Un arsenal d’exonérations
Voici, de façon concrète, les principales exonérations accordées :
- Exonération d’impôt sur les bénéfices : Les sociétés nouvellement créées ou transférées en ZRR peuvent bénéficier d’une exonération sur leurs bénéfices industriels et commerciaux, sur une durée déterminée.
- Réduction des cotisations patronales : Les charges sociales sur les salaires sont allégées, ce qui rend l’embauche plus accessible.
- Exonération de taxe foncière : Les nouvelles constructions peuvent profiter d’une exonération de taxe foncière sur les propriétés bâties.
Des avantages sociaux à la clé
Le dispositif ne s’arrête pas aux entreprises :
- Exonérations de cotisations sociales pour l’embauche : Un levier pour étoffer les équipes ou attirer de nouveaux profils.
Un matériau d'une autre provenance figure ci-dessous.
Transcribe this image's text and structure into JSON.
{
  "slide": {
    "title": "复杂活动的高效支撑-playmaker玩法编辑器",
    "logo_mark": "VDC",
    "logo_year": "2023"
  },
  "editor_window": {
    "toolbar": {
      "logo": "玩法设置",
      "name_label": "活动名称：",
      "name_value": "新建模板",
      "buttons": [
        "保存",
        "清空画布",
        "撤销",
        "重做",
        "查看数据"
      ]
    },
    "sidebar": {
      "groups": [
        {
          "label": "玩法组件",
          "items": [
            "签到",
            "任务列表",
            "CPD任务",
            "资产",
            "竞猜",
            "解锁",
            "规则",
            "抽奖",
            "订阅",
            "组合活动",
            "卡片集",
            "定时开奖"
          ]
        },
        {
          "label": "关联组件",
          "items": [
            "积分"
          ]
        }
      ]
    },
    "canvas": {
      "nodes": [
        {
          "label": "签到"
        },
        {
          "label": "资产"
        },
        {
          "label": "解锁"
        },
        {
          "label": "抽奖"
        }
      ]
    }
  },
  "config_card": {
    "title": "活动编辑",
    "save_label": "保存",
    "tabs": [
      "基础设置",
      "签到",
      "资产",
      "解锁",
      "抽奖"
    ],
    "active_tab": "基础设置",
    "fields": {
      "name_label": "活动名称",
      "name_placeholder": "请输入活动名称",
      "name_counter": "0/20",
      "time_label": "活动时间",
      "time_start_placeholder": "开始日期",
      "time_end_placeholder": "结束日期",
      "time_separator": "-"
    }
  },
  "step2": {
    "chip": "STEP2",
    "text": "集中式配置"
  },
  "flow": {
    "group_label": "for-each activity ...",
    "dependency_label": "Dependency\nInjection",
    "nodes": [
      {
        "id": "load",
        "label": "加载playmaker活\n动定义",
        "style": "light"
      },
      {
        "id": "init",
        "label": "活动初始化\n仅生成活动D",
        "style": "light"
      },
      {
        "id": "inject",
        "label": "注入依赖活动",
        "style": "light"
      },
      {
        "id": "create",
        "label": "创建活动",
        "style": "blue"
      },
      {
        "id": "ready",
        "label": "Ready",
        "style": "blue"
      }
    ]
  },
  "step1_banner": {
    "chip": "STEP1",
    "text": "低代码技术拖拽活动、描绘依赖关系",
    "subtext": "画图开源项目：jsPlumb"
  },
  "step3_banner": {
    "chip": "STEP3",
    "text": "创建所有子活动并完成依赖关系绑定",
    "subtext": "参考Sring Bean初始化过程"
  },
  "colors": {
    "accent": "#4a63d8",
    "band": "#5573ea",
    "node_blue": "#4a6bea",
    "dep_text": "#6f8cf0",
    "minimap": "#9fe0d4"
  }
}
- Aides ciblées pour certaines professions libérales de santé : Les médecins et professionnels de santé, par exemple, peuvent accéder à des mesures spécifiques, comme le détaille Comptasanté.
Procédure et démarches
Pour activer ces dispositifs, il faut en faire la demande auprès de la Direction départementale en charge de l’emploi, du travail et des solidarités (DDETS ou DDETS-PP). Une fois le dossier déposé, la Dreets dispose de trois mois pour instruire la demande. Avant toute démarche, le simulateur de l’Observatoire des Territoires reste l’outil de référence pour vérifier le statut d’une commune.

Conditions pour bénéficier des mesures et formalités à effectuer
Accéder aux avantages de la ZRR ne se fait pas par hasard : il faut répondre à des critères précis, formalisés par arrêté. Depuis le 1er juillet 2024, une nouvelle réglementation fixe la procédure pour six ans. Les communes candidates doivent prouver une densité de population inférieure au seuil et des revenus moyens sous la barre nationale.
Critères à remplir
- Densité de population : La limite à ne pas dépasser est fixée par arrêté.
- Revenus moyens : Le revenu par habitant doit être inférieur à un seuil national.
- Positionnement géographique : La commune doit être située dans une zone prioritaire définie pour la revitalisation rurale.
Les démarches pas à pas
Les collectivités peuvent vérifier leur statut sur le simulateur de l’Observatoire des Territoires, que ce soit pour la ZRR ou la future ZFRR. Une fois l’éligibilité confirmée, la demande d’exonération s’adresse à la DDETS ou DDETS-PP. La Dreets instruit chaque dossier et donne sa réponse en trois mois.
Pour beaucoup d’entrepreneurs, la ZRR a été le déclencheur : ouvrir un commerce dans un village où tout s’était arrêté, relancer une PME familiale ou attirer un médecin là où la désertification médicale menace. Ces territoires, portés par la ZRR et bientôt la ZFRR, redessinent leur avenir. Reste à savoir quelles communes saisiront la prochaine occasion pour écrire une nouvelle page de leur histoire.